Maar liefst 75 km per uur rijdt de Italiaan. In de Belgische huiskamer stijgt de spanning. Evenepoel, nog maar 20 jaar oud, lijkt ijzersterk en vastberaden om deze koers te winnen. Tot het zwaar fout loopt. Alsof de duivel er zich mee gemoeid heeft, duikt Evenepoel onder druk over een muurtje het ravijn in. De fan in mij vreest meteen voor het ergste. Wezenloos ligt de jonge wolf van Deceuninck-Quick Step beneden het ravijn. Na minuten de adem ingehouden te hebben, komt toch de verlossing dat hij naar omstandigheden oké is. Resultaat: een bekkenbreuk en einde seizoen.

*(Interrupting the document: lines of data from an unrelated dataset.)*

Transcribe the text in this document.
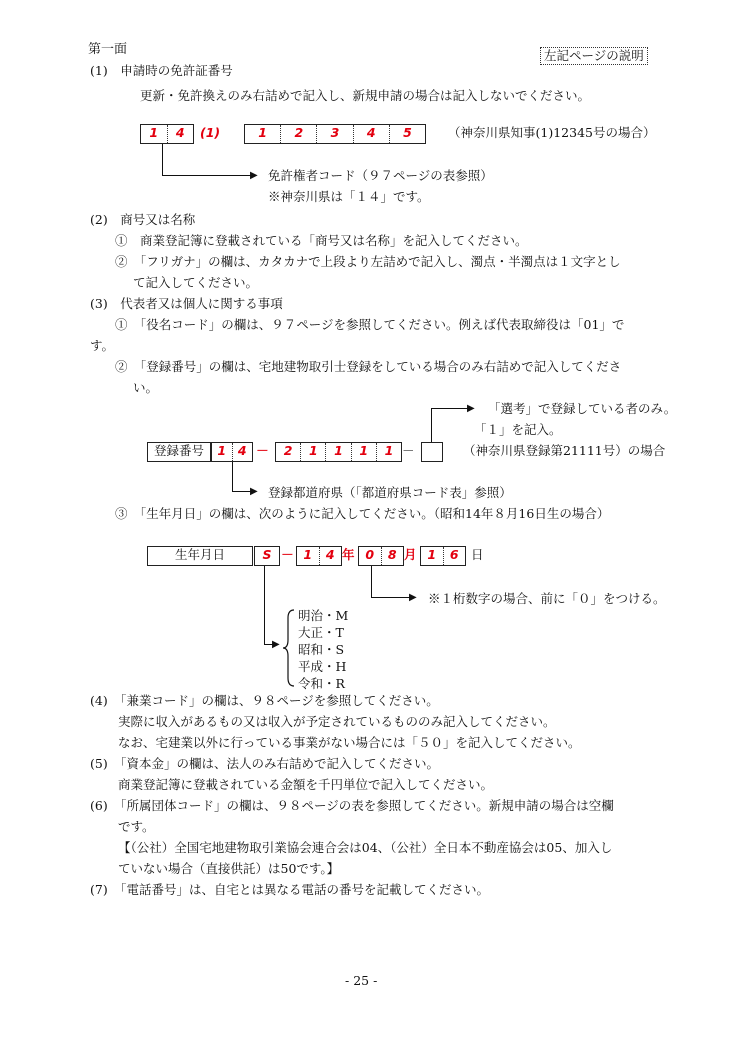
第一面	左記ページの説明
(1)　申請時の免許証番号
更新・免許換えのみ右詰めで記入し、新規申請の場合は記入しないでください。
1	4	(1)	1	2	3	4	5	（神奈川県知事(1)12345号の場合）
▶ 免許権者コード（９７ページの表参照）
※神奈川県は「１４」です。
(2)　商号又は名称
①　商業登記簿に登載されている「商号又は名称」を記入してください。
②　「フリガナ」の欄は、カタカナで上段より左詰めで記入し、濁点・半濁点は１文字とし
て記入してください。
(3)　代表者又は個人に関する事項
①　「役名コード」の欄は、９７ページを参照してください。例えば代表取締役は「01」で
す。
②　「登録番号」の欄は、宅地建物取引士登録をしている場合のみ右詰めで記入してくださ
い。
▶ 「選考」で登録している者のみ。
「１」を記入。
登録番号	1 4 －	2	1	1	1	1 －	（神奈川県登録第21111号）の場合
▶ 登録都道府県（「都道府県コード表」参照）
③　「生年月日」の欄は、次のように記入してください。（昭和14年８月16日生の場合）
生年月日	S － 1	4 年 0	8 月 1	6 日
▶ ※１桁数字の場合、前に「０」をつける。
▶
明治・M
大正・T
昭和・S
平成・H
令和・R
(4)　「兼業コード」の欄は、９８ページを参照してください。
実際に収入があるもの又は収入が予定されているもののみ記入してください。
なお、宅建業以外に行っている事業がない場合には「５０」を記入してください。
(5)　「資本金」の欄は、法人のみ右詰めで記入してください。
商業登記簿に登載されている金額を千円単位で記入してください。
(6)　「所属団体コード」の欄は、９８ページの表を参照してください。新規申請の場合は空欄
です。
【（公社）全国宅地建物取引業協会連合会は04、（公社）全日本不動産協会は05、加入し
ていない場合（直接供託）は50です。】
(7)　「電話番号」は、自宅とは異なる電話の番号を記載してください。
- 25 -
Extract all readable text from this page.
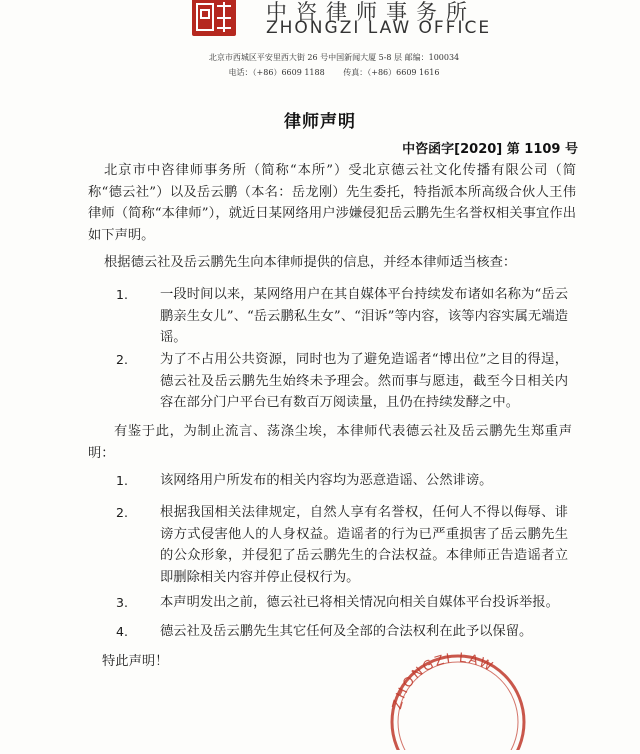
中咨律师事务所
ZHONGZI LAW OFFICE
北京市西城区平安里西大街 26 号中国新闻大厦 5-8 层 邮编：100034
电话：（+86）6609 1188 传真：（+86）6609 1616
律师声明
中咨函字[2020] 第 1109 号
北京市中咨律师事务所（简称“本所”）受北京德云社文化传播有限公司（简称“德云社”）以及岳云鹏（本名：岳龙刚）先生委托，特指派本所高级合伙人王伟律师（简称“本律师”），就近日某网络用户涉嫌侵犯岳云鹏先生名誉权相关事宜作出如下声明。
根据德云社及岳云鹏先生向本律师提供的信息，并经本律师适当核查：
1. 一段时间以来，某网络用户在其自媒体平台持续发布诸如名称为“岳云鹏亲生女儿”、“岳云鹏私生女”、“泪诉”等内容，该等内容实属无端造谣。
2. 为了不占用公共资源，同时也为了避免造谣者“博出位”之目的得逞，德云社及岳云鹏先生始终未予理会。然而事与愿违，截至今日相关内容在部分门户平台已有数百万阅读量，且仍在持续发酵之中。
有鉴于此，为制止流言、荡涤尘埃，本律师代表德云社及岳云鹏先生郑重声明：
1. 该网络用户所发布的相关内容均为恶意造谣、公然诽谤。
2. 根据我国相关法律规定，自然人享有名誉权，任何人不得以侮辱、诽谤方式侵害他人的人身权益。造谣者的行为已严重损害了岳云鹏先生的公众形象，并侵犯了岳云鹏先生的合法权益。本律师正告造谣者立即删除相关内容并停止侵权行为。
3. 本声明发出之前，德云社已将相关情况向相关自媒体平台投诉举报。
4. 德云社及岳云鹏先生其它任何及全部的合法权利在此予以保留。
特此声明！
ZHONGZI LAW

Diezelfde Evenepoel had al sinds vorig jaar zijn zinnen gezet op de Ronde van Italië. Het parcours, met veel tijdritkilometers, lijkt wel op zijn lijf geschreven. Zijn vorm, rocambolesque. Helaas zal hij de rittenkoers, net zoals mij, vanuit de zetel moeten bekijken. Het is wat anders dan meestrijden voor de overwinning en de titel van jongste naoorlogse winnaar van de Ronde van Italië. Die titel zit er nu niet in. Toch niet dit jaar in ieder geval.
Dat er in het wielrennen een perceptieverandering aan het komen is, lijkt me duidelijk. Nog niet zo lang geleden bestond de perceptie dat je in de koers ervaring moest hebben om te kunnen oogsten. Wel, laten de jonge gasten daar nu net hun neus voor ophalen. Tadej Pogacar (zie foto) won de Tour daags voor zijn 22e verjaardag. Evenepoel (20) won dit seizoen bijna elke koers waar hij aan de start stond. Seizoensrevelatie Marc Hirschi is ook nog altijd maar 22. De lijst blijft doorgaan.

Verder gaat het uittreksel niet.